While I'm not a fan of total assimilation, I believe this line of thought is incorrect. Hitlers anumus against the Jews was not communal, it was racial. Everyone certainly likes to point out how assimilated the German Jews were, etc., and how they got zapped anyway.

Hitler and the racial anti-semites hated Jewish DNA, not Jewish behavior. That's why they committed mass murder. So as far as I'm concerned, if the Jews were to totally assimilate, then they would intermarry with Aryan gentiles, and before too long, the entire Nordic Arylan race would be "polluted" with the Jewish genetic heritage, even if every single one of those individuals were erlicher frum goyim. Which means that, in the end, Hitler would have lost.

Thursday, July 06, 2006

The Rabbinical Assembly shoots down Toby Katz

Over a year ago, our temporary guest blogger, Ms. Toby Katz, claimed that my attempt to be a true "Conservative Apikoris" was doomed to failure:

There is only one way you can become an apikores in the Conservative Movement. Accept Jesus into your heart.

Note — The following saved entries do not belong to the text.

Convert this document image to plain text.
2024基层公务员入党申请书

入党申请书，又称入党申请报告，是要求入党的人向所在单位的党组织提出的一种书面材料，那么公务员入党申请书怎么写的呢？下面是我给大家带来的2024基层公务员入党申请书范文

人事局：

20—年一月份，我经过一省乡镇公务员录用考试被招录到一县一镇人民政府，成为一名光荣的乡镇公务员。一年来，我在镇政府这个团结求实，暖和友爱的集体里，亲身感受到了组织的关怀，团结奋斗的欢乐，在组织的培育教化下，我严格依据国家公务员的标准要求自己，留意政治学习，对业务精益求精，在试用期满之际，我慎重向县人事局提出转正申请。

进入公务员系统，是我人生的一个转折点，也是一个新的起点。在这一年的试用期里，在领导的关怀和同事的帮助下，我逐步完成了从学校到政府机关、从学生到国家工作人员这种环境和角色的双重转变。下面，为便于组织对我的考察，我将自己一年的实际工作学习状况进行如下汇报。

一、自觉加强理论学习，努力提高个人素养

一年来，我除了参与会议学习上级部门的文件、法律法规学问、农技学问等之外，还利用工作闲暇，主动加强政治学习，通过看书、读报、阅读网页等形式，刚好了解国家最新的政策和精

Well, Ms. Katz' attempt to diss the Conservative movement by insisting it has no standards has just been slapped down, by no less than the Committee On Jewish Law and Standards of the Rabbinical Assembly. A hat tip to Rabbi Barry Leff, who provided me to the RA's Teshuva Links, and this very relevant teshuva by Rabbi David David H. Lincoln:

May an Avowed Atheist serve as a Shaliach Tzibur?

The answer, not so suprisingly, is "no." Not that they insist on a mind-meld to verify belief in the Deity, which is probably just as well, as there are a lot of atheists at Conservative shuls who just keep quiet about it. Not me, though. The apikorsis I'm exploring is of a different kind.

So there, Toby! It's possible to be an apikoris in the Conservative movement without having to believe in Jesus.